All patients received 50 mg/m² cisplatin and 25 mg/m² paclitaxel concurrently for 6 weeks, as well as daily radiation in 1.8 Gy fractions totaling 50.4 Gy.

Ilson and colleagues randomly assigned patients to cetuximab (Erbitux; Bristol-Myers Squibb, Eli Lilly) or no cetuximab. Those in the cetuximab arm received 400 mg/m² on day 1 followed by 250 mg/m² weekly for 6 weeks.

OS served as the primary endpoint. Median follow-up was 15.4 months.

Overall, the confirmed complete response rate was similar among patients who did and did not receive cetuximab (56% vs. 59%; P=.72). Researchers observed no differences in response based on histology.

The rates of 12-month OS (79% vs. 53%) and 24-month OS (58% vs. 30%; P˂.0001 for both) were significantly higher among patients who achieved complete response than those who had residual disease.

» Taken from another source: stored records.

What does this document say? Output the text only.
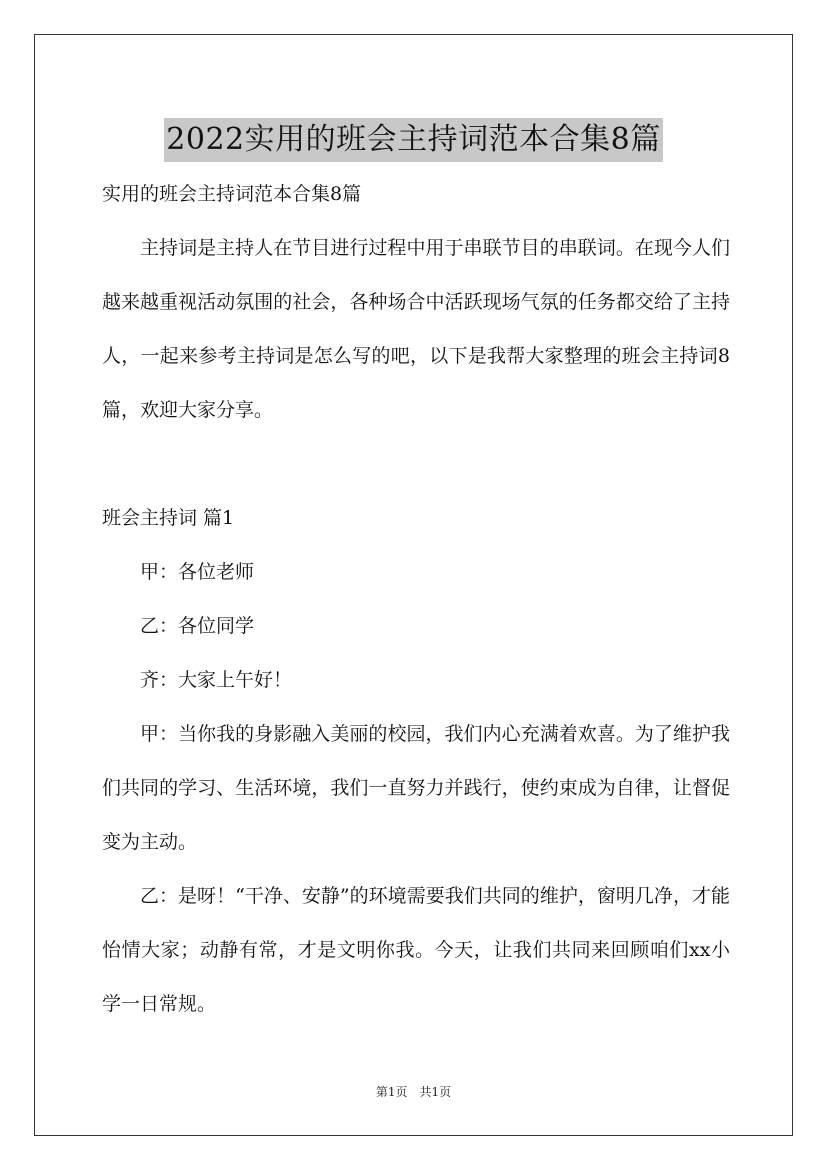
2022实用的班会主持词范本合集8篇

实用的班会主持词范本合集8篇

主持词是主持人在节目进行过程中用于串联节目的串联词。在现今人们越来越重视活动氛围的社会，各种场合中活跃现场气氛的任务都交给了主持人，一起来参考主持词是怎么写的吧，以下是我帮大家整理的班会主持词8篇，欢迎大家分享。

班会主持词 篇1

甲：各位老师

乙：各位同学

齐：大家上午好！

甲：当你我的身影融入美丽的校园，我们内心充满着欢喜。为了维护我们共同的学习、生活环境，我们一直努力并践行，使约束成为自律，让督促变为主动。

乙：是呀！“干净、安静”的环境需要我们共同的维护，窗明几净，才能怡情大家；动静有常，才是文明你我。今天，让我们共同来回顾咱们xx小学一日常规。

第1页　共1页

Outcomes did not vary based on treatment assignment. Researchers reported comparable 12-month OS (64% for cetuximab vs. 65% for no cetuximab) and 24-month OS (44% vs. 42%; P=.7 for both) between study arms.

Researchers also observed no survival differences based on histology. Among patients with adenocarcinoma, 12-month OS was 65% for cetuximab vs. 64% for no cetuximab, and 24-month OS was 43% for cetuximab vs. 41% for no cetuximab (P=.37). Among patients with squamous cell histology, 12-month OS was 62% for cetuximab vs. 67% for no cetuximab, and 24-month OS was 46% for cetuximab vs. 43% for no cetuximab (P=.97).

Toxicity was comparable between the two groups, with expected higher rates of dermatologic toxicity with cetuximab. Researchers also reported a slightly higher but nonsignificant number of therapy-related deaths in the cetuximab arm.

“These results add to the growing body of literature indicating no benefit for current EGFR-targeted therapies in the treatment of unselected patients with esophageal carcinoma,” Ilson and colleagues concluded.

For more information:

Ilson DH. Abstract #4007. Presented at: 2014 ASCO Annual Meeting; May 30-June 3, 2014; Chicago.

Disclosure: Ilson reports research funding from Bristol-Myers Squibb. The study was funded in part by Bristol-Myers Squibb and grants from the NCI.